Guidelines badly needed!
FPIES: diagnosis and management
Louise Littler of FPIESUK.org
FPIES (Food Protein-Induced Entercolitis Syndrome) is the most severe form fn non-IgE mediated food allergy. It usually occurs in children under 12 and is often misdiagnosed.
It causes profuse vomiting and lethargy 1–6 hours after the ingestion of the food. In 20% of cases the child MAY also go blue and suffer from hypotension (low blood pressure). The blue tinge may last for up to two weeks. 25% of children may also have diarrhoea. It is not fatal but very scary.
Because it also causes a dramatic increase in neutrophils it is often misdiagnosed as sepsis and sometimes as viral gastroenteritis. (In the FPIES group 25 families had 58 emergency admissions to hospital without a single correct diagnosis. Consultants are unwilling to diagnose while most dietitians are unaware of the condition.)
The only current treatment is the replacement of fluids although anti-emetics seem to be helpful.
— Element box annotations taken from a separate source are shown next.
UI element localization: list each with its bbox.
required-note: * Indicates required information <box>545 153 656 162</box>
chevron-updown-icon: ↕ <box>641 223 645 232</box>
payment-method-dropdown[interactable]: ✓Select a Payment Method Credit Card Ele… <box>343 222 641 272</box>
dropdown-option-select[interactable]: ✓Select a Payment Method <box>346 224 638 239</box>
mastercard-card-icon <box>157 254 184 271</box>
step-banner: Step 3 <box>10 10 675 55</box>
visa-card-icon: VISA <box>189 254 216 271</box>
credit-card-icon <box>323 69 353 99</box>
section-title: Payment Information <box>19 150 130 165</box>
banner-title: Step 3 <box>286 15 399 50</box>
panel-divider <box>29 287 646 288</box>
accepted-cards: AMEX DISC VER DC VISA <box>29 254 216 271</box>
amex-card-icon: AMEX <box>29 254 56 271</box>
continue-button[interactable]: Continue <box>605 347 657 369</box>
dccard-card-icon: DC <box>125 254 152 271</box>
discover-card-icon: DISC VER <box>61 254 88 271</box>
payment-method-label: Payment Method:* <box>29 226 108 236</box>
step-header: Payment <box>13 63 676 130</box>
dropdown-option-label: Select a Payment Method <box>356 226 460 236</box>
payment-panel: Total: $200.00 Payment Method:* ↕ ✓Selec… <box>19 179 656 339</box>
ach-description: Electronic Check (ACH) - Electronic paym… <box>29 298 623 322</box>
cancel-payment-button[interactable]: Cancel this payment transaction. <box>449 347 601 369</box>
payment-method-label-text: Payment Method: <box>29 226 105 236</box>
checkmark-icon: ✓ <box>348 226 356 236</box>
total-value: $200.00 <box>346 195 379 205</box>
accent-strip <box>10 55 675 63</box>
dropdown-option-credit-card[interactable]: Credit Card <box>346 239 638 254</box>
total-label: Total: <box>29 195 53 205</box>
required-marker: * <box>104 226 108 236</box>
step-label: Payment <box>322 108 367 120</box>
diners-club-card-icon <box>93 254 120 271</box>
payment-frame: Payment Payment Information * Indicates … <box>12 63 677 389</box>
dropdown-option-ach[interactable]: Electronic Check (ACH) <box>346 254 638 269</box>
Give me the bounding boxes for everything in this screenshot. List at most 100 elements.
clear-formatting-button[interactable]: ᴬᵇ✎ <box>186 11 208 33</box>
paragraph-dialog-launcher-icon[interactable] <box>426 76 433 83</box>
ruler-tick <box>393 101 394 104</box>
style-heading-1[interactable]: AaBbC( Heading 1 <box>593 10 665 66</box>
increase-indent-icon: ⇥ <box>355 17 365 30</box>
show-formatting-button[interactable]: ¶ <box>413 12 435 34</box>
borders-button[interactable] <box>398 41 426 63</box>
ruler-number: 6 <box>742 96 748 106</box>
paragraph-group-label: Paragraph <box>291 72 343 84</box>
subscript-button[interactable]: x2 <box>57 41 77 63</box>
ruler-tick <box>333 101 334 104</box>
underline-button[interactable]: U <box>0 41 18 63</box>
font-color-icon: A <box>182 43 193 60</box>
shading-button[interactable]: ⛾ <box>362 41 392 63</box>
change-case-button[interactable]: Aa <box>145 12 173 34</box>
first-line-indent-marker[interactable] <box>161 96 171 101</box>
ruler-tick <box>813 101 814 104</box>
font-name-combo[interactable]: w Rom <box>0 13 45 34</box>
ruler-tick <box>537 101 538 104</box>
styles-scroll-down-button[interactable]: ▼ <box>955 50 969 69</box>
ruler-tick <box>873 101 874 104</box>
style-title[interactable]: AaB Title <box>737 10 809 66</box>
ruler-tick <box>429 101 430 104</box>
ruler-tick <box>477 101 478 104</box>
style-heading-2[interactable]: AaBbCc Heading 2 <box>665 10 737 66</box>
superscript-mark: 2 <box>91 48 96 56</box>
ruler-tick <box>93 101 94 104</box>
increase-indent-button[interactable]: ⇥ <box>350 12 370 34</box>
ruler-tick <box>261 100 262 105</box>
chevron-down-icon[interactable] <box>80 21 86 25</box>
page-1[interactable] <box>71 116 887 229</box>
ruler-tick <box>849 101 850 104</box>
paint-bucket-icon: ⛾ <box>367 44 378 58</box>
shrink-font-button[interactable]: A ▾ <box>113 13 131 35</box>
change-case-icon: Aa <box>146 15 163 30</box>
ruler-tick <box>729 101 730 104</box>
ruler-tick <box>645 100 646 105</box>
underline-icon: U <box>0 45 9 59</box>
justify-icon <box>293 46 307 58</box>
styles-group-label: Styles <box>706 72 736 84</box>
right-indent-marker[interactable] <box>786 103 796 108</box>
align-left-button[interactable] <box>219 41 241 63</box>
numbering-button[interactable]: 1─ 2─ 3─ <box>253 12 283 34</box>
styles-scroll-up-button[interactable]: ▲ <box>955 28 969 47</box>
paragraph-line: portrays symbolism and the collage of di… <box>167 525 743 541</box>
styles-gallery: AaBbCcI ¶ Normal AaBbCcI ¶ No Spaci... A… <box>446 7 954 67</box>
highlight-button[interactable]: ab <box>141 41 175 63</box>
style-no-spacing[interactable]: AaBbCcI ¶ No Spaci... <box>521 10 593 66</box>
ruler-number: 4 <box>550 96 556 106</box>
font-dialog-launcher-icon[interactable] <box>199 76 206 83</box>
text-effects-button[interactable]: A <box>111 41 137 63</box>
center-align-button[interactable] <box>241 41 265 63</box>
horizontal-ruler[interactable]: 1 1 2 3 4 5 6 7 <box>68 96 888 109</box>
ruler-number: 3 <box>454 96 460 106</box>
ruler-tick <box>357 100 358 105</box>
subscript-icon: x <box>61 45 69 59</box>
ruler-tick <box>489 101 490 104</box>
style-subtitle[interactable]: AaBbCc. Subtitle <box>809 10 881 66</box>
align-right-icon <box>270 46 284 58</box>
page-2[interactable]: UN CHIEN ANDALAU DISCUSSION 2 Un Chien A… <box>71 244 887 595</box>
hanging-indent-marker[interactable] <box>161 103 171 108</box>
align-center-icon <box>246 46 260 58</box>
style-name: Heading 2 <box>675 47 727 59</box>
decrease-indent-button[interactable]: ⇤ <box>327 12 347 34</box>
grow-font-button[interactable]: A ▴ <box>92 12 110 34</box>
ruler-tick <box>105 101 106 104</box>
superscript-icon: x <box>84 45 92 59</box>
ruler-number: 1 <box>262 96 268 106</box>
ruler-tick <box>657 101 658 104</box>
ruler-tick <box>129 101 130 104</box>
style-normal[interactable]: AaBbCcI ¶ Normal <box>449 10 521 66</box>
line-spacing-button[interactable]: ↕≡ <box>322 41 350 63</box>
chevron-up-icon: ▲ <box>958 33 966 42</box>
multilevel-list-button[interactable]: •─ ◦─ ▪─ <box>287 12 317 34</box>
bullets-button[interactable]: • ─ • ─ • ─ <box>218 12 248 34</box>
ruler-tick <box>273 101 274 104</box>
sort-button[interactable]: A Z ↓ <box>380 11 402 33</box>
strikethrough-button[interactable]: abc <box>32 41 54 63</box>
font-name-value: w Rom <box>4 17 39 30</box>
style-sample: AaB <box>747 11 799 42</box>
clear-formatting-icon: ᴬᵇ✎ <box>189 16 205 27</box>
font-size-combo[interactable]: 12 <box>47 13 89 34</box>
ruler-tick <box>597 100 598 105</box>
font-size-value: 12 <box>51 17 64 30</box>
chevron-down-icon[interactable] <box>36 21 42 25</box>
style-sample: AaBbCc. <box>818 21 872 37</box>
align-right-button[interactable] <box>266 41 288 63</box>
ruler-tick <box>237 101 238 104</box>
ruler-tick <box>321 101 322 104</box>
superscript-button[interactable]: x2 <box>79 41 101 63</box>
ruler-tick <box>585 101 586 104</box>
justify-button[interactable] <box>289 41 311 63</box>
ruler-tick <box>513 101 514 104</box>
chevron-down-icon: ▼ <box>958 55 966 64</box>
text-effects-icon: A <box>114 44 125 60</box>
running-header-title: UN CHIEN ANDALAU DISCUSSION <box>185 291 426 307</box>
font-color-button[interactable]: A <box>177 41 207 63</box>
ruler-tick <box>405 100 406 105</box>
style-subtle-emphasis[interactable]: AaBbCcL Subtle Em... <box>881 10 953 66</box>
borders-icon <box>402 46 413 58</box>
Provided fluids are replaced the child will recover in 2–3 days, otherwise it may take 2–3 weeks.
Because of the violence of the reaction, FPIES has a dramatic effect on the families' quality of life and can have behavioural effects on the children.
FPIES can be to any foods but is usually to the first weaning foods: milk, soya, poultry, rice, oats, legumes, bananas, sweet potatoes, egg. It is rarely to more than two foods (although often in the same food families) and it often occurs along with other allergies. There appears to be a genetic element in FPIES but the only tests are the normal food challenge tests.
FPIES children usually do well on Amino Acid formula, in a few cases it may not be tolerated. However for those children who do have symptoms on an elemental, amino acid formula: consider it may not be FPIES, it could be other sources of allergens in toothpaste, drugs or in some other disguised form or another medical condition alongside FPIES, Eosinophilic gastroinstestinal Disease for example. And although in FPIES diarrhoea can go along with vomiting, if it is diarrhoea alone, it is not FPIES.
The condition urgently needs more recognition – and a more user-friendly name! – as well as some FPIES specific tests.
FPIES is to non-IgE food allergy what anaphylaxis is to IgE food allergy – the most extreme form of the condition.
Quality of Life in food allergy
Dr Rosan Meyer, Principal Research Dietitian, Great Ormond Street Hospital, London
There are no validated tools with which to assess Quality of Life (QOL) for non IgE food allergy, but there are very good validated tools for for IgE. However, QOL for peanut allergy sufferers compares poorly with QOL of sufferers of rheumatoid arthritis, diabetes and cystic fibrosis. The disruption and anxiety, especially among parents is higher than in other conditions although the children tend to cope relatively well.
In a recent unpublished study carried out at GOSH, the QOLs was worse in children with non-IgE mediated allergy than a matched control group with sickle cell anaemia. The group also found that although the total score for QoL was lower than children with gut failure (short bowel syndrome) this did not reach statistical significance for all categories.